2007年06月15日
山口県内「ため池」の現状
現在、県内には大小合わせて約1万600カ所もの「ため池」があり、全国で第5位の多さ。しかもその約8割が、100年以上も昔に造られた古いものである。県や市では、決壊時に人的被害の危険が高い個所を中心に「ため池等整備事業」を98年度から実施し、整備を促進。これまでに約350カ所を改修している。
山口県は大きな川がなく、山に囲まれ平野部が少ないという地形から、農地開拓では棚田が多くつくられた。そのため、そこで暮らす人々は棚田の上部にため池を設け、農業用水や生活用水を確保してきた。その数は現在約1万600カ所(市内904カ所)。全国でも第5位の数で、しかもその約8割が100年以上昔に造られたものである。
農家の人はそれぞれが使用している個所の管理をしてきたが、高齢化に伴い農家戸数が減少。放置され、管理不十分なものの増加につながっている。
こうした県内の老朽化した個所の改修工事は国、県、市町が予算を分担して行うが、管理者である農家が負担する部分もあるため、なかなか改修に着手できない人も多い。

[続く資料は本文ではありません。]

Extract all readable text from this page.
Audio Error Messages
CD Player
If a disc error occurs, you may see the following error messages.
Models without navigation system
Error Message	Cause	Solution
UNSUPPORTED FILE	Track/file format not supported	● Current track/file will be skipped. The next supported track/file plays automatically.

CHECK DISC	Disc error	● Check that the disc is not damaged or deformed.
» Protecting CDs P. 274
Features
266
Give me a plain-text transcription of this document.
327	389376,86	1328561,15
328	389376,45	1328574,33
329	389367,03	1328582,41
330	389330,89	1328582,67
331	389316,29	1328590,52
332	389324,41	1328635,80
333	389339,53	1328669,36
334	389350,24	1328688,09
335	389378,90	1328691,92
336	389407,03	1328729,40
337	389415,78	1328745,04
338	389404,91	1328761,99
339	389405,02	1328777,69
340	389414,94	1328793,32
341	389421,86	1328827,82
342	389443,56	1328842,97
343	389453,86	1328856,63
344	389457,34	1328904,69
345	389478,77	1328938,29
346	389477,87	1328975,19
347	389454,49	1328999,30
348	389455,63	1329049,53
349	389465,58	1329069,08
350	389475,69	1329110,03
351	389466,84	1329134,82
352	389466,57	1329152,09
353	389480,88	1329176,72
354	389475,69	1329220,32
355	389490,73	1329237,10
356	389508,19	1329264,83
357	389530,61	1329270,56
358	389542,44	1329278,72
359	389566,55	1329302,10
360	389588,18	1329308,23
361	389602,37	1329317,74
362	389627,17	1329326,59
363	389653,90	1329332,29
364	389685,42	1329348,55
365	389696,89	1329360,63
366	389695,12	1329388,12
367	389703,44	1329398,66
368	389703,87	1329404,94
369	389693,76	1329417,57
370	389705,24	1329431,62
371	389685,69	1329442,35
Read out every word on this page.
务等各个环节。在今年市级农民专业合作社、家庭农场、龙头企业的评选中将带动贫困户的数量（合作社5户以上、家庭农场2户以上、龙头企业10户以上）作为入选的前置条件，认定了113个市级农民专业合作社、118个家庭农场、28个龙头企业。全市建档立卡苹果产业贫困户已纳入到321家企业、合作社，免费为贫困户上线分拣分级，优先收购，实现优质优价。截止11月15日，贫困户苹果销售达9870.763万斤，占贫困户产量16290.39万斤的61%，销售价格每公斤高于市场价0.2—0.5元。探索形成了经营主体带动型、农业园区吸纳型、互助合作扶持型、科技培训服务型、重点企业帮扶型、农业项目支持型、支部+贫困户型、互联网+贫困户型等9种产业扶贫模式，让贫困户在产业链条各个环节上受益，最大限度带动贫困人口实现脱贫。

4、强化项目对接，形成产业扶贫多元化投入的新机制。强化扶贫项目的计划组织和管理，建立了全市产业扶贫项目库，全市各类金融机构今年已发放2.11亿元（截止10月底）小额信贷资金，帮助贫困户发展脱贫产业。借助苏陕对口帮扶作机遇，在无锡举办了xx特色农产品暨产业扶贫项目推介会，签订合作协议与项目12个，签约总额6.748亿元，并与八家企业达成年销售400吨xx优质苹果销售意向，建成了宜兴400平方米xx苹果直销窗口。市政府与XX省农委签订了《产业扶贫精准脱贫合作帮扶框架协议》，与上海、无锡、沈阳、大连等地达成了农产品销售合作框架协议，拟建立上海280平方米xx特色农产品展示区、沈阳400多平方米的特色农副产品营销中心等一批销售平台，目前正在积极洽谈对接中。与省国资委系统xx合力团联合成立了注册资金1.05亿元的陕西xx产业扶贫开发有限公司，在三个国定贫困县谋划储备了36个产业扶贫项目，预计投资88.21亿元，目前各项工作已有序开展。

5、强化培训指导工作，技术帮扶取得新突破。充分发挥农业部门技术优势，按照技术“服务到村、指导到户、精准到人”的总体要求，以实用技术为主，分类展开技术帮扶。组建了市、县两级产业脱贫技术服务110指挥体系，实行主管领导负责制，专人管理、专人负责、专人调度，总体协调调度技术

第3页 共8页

そこで県や市などは、98年度から本年度までの10年間、整備事業費の補助率を上げ、農家負担を2%以下に軽減して整備促進する「ため池等整備事業」と、県単独の整備事業「単県農山漁村整備事業」を実施。国道や鉄道、公民館などの公共施設といった、決壊時に人的被害の影響が高い場所として設定している「危険ため池」を中心に、9年間で350カ所を整備してきた。また、現在使われていないものは堤体(水をせき止める堤防)を切り、用途廃止にしている。本年度も、市内では下小鯖の出合堤など計8カ所での工事が行われている。
そのほか、県などは管理者と共に、集中豪雨による決壊や増水による水難事故の危険性がより高まる梅雨に備え、5月8日から25日まで危険ため池のパトロールも実施。堤防の亀裂や陥没、崩れ、漏水、洪水吐の詰まりなどの点検をしている。また、山の中にあり、人目に付きにくい場所には、整備後にフェンスや看板を設置して、一般の立ち入り禁止を啓発している。県農村整備課では「梅雨と台風の時期は増水し、特に危険。子どもたちの遊び場にならないよう近所の人が見回りをしてほしい。また、管理者も雨が降りそうな時には貯水量を減らしておくなど、事前に対処しておくことが必要」と注意を呼びかけている。